The mainstay of full price and premium service rail travel were expense account business people. They worked by day and traveled by night until fast comfortable air travel came along with jets in the late 1950s or they covered shorter distances in their own automobiles.
When the GEORGIAN was in its daytime coach format it had very little appeal to this type traveler, schedulewise especially. They'd waste a whole business day except if traveling on a weekend.
The GEORGIAN lasted about a year as a daytime coach train between St. Louis and Atlanta and close to 20 as an overnighter with sleepers on the Chicago-Atlanta route.
 #77944  by bill haithcoat
 
Yes to all. I concde l.j. loco's point that some such sleepers were L&N cars painted in pennsy red....and yes the Nashville CHicago pullman was part of the pool which also served NY to Nashville. I guess I was getting at the "red" more than I was getting at the "PRR".

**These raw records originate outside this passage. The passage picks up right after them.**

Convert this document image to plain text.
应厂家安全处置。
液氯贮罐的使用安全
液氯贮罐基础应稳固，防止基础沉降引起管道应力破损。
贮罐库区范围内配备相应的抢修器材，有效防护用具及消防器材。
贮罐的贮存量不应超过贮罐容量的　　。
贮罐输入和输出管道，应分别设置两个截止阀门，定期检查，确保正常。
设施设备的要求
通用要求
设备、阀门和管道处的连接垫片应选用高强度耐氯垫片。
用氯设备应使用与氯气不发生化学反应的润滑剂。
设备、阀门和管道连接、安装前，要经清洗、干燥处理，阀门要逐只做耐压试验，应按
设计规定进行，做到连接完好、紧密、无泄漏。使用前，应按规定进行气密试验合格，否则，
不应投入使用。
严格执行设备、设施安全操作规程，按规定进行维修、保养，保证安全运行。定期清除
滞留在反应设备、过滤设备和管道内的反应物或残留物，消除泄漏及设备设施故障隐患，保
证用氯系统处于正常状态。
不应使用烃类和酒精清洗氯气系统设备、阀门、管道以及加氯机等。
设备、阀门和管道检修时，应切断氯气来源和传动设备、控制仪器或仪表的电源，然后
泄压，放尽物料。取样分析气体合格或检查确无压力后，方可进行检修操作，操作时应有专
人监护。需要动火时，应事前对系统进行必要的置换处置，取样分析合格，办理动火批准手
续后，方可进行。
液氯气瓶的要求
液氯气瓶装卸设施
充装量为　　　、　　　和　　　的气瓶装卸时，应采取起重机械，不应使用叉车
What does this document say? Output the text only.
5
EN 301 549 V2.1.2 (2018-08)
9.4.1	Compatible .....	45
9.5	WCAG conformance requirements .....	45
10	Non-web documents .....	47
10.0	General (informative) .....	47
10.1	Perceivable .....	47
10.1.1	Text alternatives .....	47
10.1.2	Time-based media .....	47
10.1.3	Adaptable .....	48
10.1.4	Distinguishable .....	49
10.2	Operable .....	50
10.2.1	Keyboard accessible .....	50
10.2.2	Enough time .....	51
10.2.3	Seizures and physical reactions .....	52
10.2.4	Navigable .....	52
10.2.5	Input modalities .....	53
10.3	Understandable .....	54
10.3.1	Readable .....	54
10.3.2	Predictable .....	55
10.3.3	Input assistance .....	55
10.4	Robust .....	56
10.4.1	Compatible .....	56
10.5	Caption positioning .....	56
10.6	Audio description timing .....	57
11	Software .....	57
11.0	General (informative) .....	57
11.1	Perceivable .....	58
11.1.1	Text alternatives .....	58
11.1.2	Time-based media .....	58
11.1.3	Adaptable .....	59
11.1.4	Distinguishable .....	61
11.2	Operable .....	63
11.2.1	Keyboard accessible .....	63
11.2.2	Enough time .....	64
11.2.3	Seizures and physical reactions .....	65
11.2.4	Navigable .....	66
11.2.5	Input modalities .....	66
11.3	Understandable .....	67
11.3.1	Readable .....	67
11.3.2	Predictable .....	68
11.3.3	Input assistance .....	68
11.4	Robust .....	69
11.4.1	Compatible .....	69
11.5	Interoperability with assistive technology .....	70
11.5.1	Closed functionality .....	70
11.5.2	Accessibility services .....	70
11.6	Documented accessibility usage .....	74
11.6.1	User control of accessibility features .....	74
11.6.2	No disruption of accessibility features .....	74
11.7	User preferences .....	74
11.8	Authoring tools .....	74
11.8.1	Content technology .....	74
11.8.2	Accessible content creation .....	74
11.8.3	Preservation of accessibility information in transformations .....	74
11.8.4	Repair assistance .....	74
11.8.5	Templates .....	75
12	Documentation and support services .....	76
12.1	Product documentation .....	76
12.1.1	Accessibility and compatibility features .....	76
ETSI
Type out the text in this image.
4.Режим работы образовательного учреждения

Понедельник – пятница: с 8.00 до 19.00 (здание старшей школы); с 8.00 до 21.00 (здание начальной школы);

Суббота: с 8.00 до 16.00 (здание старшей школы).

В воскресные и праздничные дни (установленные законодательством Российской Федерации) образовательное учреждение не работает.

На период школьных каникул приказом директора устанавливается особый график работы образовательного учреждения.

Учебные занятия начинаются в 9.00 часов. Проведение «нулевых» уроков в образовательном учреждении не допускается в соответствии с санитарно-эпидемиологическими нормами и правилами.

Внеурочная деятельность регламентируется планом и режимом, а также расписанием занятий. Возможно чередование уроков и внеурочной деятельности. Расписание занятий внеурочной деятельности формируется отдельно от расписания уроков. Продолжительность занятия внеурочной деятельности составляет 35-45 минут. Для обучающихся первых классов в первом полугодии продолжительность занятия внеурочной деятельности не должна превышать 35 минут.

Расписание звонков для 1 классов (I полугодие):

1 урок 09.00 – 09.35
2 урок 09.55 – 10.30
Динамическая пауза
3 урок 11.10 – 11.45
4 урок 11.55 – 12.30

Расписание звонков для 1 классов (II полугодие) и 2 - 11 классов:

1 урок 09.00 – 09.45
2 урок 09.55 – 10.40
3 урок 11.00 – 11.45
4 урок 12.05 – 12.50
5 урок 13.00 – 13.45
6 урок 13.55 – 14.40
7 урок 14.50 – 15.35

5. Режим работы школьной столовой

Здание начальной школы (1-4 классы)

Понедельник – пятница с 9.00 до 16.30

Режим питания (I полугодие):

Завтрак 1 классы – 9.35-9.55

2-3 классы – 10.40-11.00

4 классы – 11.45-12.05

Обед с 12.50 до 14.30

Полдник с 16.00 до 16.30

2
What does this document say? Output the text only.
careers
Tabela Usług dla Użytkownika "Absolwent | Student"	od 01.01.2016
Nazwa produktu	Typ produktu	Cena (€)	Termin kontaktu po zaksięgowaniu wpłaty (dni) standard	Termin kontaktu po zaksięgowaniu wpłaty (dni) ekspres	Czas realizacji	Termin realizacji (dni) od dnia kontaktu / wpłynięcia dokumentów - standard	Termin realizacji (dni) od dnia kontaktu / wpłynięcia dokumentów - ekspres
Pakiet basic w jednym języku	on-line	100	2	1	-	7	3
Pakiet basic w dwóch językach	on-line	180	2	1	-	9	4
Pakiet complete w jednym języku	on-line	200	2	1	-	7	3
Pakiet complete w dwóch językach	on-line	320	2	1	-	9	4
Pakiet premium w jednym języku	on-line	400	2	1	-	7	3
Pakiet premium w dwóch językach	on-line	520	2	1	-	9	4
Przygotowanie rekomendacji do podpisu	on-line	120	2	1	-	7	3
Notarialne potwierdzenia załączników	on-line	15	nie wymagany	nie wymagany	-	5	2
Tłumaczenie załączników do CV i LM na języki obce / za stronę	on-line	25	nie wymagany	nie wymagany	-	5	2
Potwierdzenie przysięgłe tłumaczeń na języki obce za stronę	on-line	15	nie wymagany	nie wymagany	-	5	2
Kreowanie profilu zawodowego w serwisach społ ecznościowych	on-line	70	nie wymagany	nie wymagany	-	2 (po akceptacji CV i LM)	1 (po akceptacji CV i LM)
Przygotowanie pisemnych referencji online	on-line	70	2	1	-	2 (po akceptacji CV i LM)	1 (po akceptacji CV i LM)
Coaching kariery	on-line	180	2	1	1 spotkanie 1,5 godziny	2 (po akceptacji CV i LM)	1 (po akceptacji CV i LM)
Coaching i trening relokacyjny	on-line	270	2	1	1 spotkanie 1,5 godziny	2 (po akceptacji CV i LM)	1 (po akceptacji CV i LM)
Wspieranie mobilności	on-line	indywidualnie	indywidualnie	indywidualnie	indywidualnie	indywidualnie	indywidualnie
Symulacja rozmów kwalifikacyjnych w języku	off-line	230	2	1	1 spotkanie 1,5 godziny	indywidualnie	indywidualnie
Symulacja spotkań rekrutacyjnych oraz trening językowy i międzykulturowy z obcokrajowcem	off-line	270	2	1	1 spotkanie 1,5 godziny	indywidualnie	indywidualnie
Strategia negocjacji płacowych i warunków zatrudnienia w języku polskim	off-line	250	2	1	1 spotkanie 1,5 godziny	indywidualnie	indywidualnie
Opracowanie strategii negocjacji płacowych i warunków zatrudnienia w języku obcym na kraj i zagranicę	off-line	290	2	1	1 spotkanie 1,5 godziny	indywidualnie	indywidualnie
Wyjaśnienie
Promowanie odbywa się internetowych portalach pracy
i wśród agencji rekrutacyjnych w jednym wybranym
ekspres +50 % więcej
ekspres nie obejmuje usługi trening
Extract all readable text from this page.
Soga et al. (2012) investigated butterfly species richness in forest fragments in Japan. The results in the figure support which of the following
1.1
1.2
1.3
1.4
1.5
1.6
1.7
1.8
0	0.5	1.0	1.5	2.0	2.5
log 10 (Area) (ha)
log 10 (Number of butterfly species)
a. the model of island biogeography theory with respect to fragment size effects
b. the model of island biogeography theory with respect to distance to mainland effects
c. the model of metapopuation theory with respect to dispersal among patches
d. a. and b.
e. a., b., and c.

I fully concur with eddiebear's statement about the Georgian. It was a highly successful business person's train after being a lousy money earner in the daytime StL-ATl market.
 #78654  by bill haithcoat
 
Much of this discussion has centered around all coach name trains and streamliners. Do not forget that there were plenty of trains on all roads all across the country that were coach only just because, for example, they were largely mail trains.


Not uncommon for a train to have 10 or 15 cars mail cars of various types and just one or two coaches. No sleeper, diner or lounge.

Nothing uncommon about that.


Those trains were not, probably, as interesting to most fans as the ones already discussed but they were there. Please note, many of them did not even have names.All trains have to have numbers, of course, but they do not have to have names.

 #81698  by Tadman
 
I noticed in the consist listings, the daylites had 12-14 cars - were they pulled by one GS-4? Or were those doublehead? That's a heavy consist, especially just north of LA in the mountains.

 #81705  by LI Loco
 
I've seen photos of the San Joaquin Daylight with helpers in the Tehachapis but not GS-4 class locomotives.